Monday, 5th March 2018.
It wasn’t quite over yet. Still the predicted rain never arrived and most of the snow on the lower ground had retreated but I knew it was still lying in the uplands. Maybe the Burren would be worth a visit. I wanted to see it. Temperature was still around 2ºC in the morning as I set out but by the end of the day it had risen to 5ºC. So I drove to Poulnabroun and then to Ballyvaughan and back through Carran. It took all day. It was cloudy and misty so not ideal but walking in the stillness of a snowy Burren was something truly special. So quiet with hardly a soul on the road and those that were seemed to be heading somewhere else. A privilege to see it like this. I encountered a few busloads of tourists and they like me were the lucky ones. The dolmen at Poulnabourn was looking resplendent and I viewed the wonderful stone walls literally in a different light as they stood out framed by the whiteness of the snow and the sky. See if you agree with me. The hills actually had a lot more snow than was apparent from a distance with the clints and grykes retaining the snow where it had melted elsewhere. The Turlough at Carran, a wondrous geological feature had plenty of water, though much of it appeared to be covered with ice. I imagine a couple of day earlier you might have been able to walk across it. By the way turlough, along with drumlin and esker are the only three words of Irish origin that I know that are used worldwide as geological terms. Thick snow was still on some of the Lanes but the snow ploughs were out and about so I imagined most would be passable.
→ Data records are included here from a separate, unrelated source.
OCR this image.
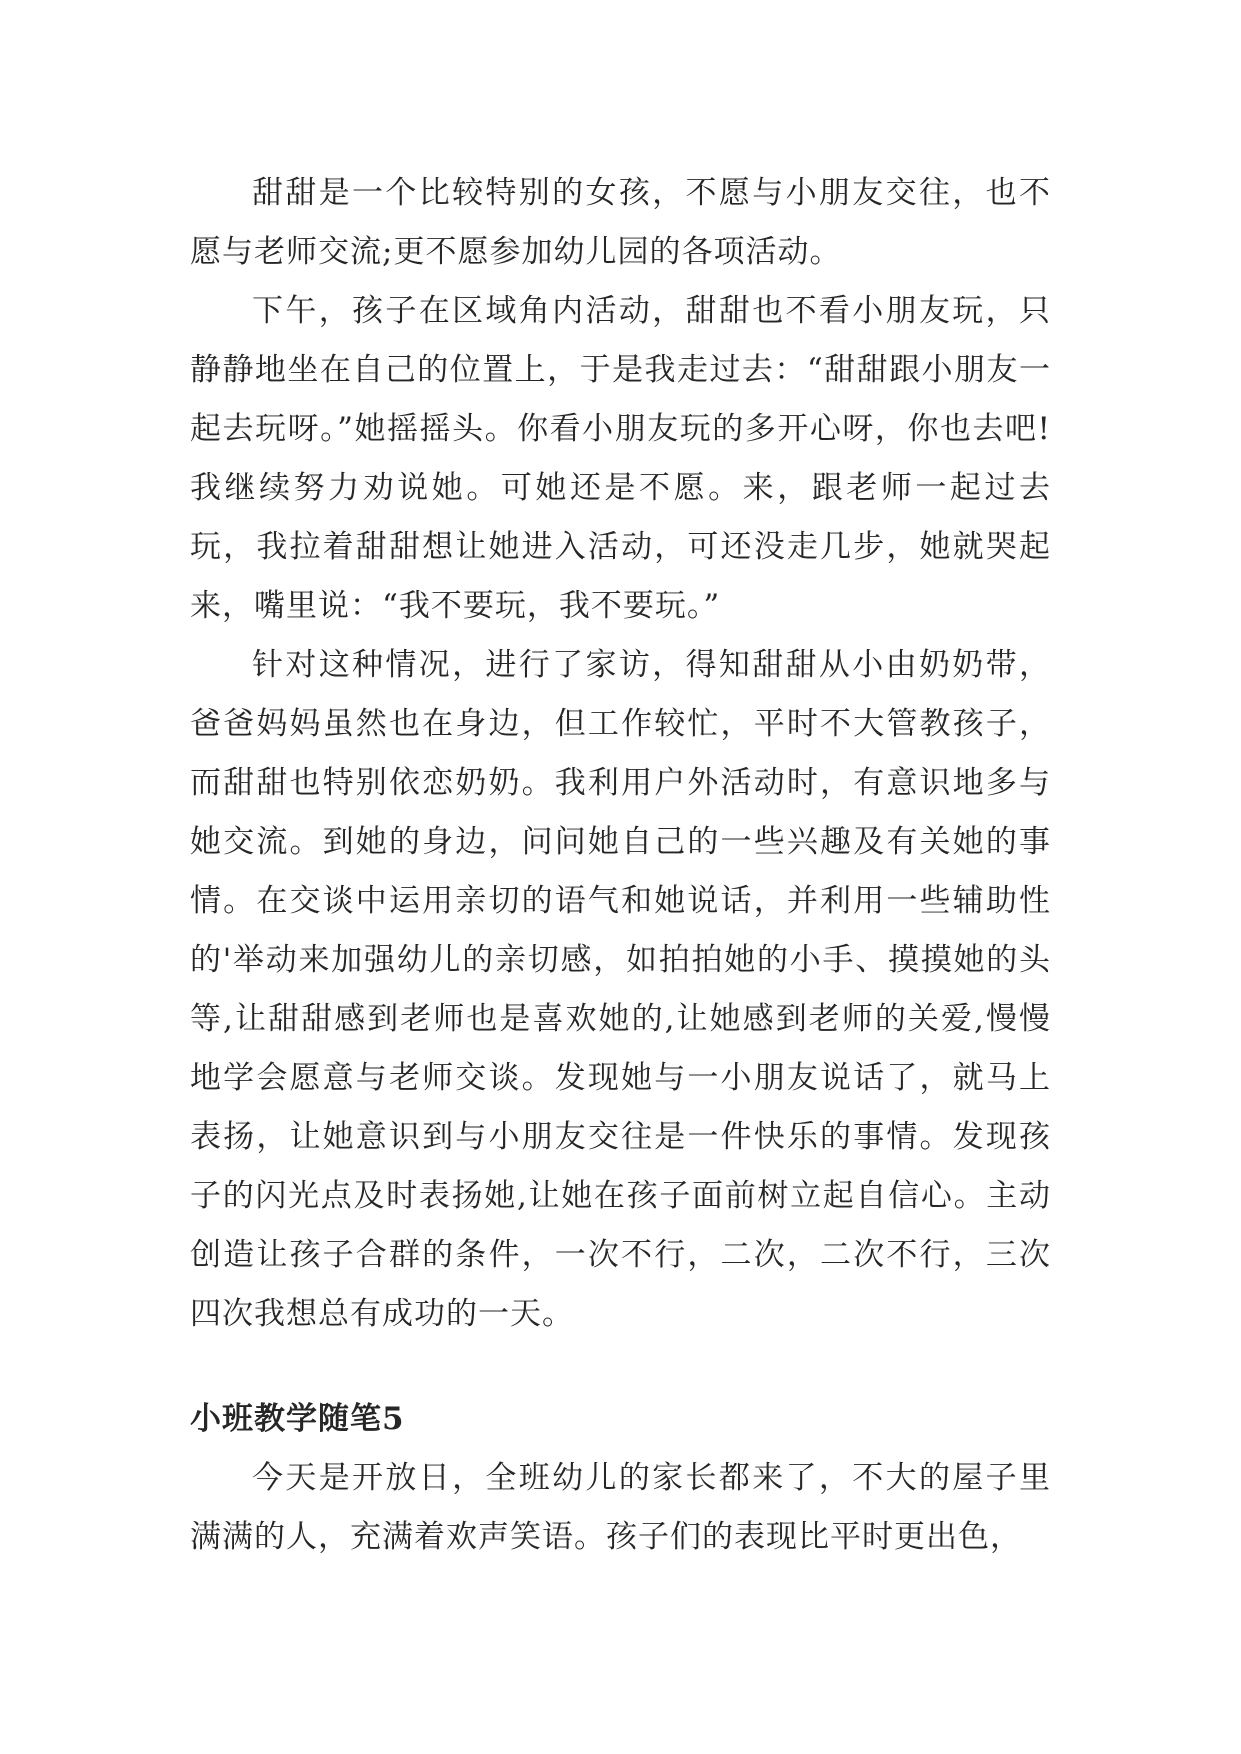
甜甜是一个比较特别的女孩，不愿与小朋友交往，也不愿与老师交流;更不愿参加幼儿园的各项活动。

下午，孩子在区域角内活动，甜甜也不看小朋友玩，只静静地坐在自己的位置上，于是我走过去：“甜甜跟小朋友一起去玩呀。”她摇摇头。你看小朋友玩的多开心呀，你也去吧!我继续努力劝说她。可她还是不愿。来，跟老师一起过去玩，我拉着甜甜想让她进入活动，可还没走几步，她就哭起来，嘴里说：“我不要玩，我不要玩。”

针对这种情况，进行了家访，得知甜甜从小由奶奶带，爸爸妈妈虽然也在身边，但工作较忙，平时不大管教孩子，而甜甜也特别依恋奶奶。我利用户外活动时，有意识地多与她交流。到她的身边，问问她自己的一些兴趣及有关她的事情。在交谈中运用亲切的语气和她说话，并利用一些辅助性的'举动来加强幼儿的亲切感，如拍拍她的小手、摸摸她的头等,让甜甜感到老师也是喜欢她的,让她感到老师的关爱,慢慢地学会愿意与老师交谈。发现她与一小朋友说话了，就马上表扬，让她意识到与小朋友交往是一件快乐的事情。发现孩子的闪光点及时表扬她,让她在孩子面前树立起自信心。主动创造让孩子合群的条件，一次不行，二次，二次不行，三次四次我想总有成功的一天。

小班教学随笔5

今天是开放日，全班幼儿的家长都来了，不大的屋子里满满的人，充满着欢声笑语。孩子们的表现比平时更出色，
The event that had dominated Irish lives, closed schools, airports highways and even pubs, isolated people for days and created timeless memories was over.
And that seems a good place to end this story.
Here are some pictures of those wonderful stone walls:
Tuesday 6th March 2018
I thought I had finished this blog but it was much brighter this morning and by the afternoon the sun was returning. The temperature soared up to 7ºC. Out my kitchen window the paddocks were pretty much free of snow. Not Mt Callan. It looked glorious (despite those windmills) with patches of sun glistening off it. I had to go up and take a closer look. There was plenty of snow so, sorry, a few more pictures.
Almost a week. A week I won’t forget.
Lovely photos and a story well told.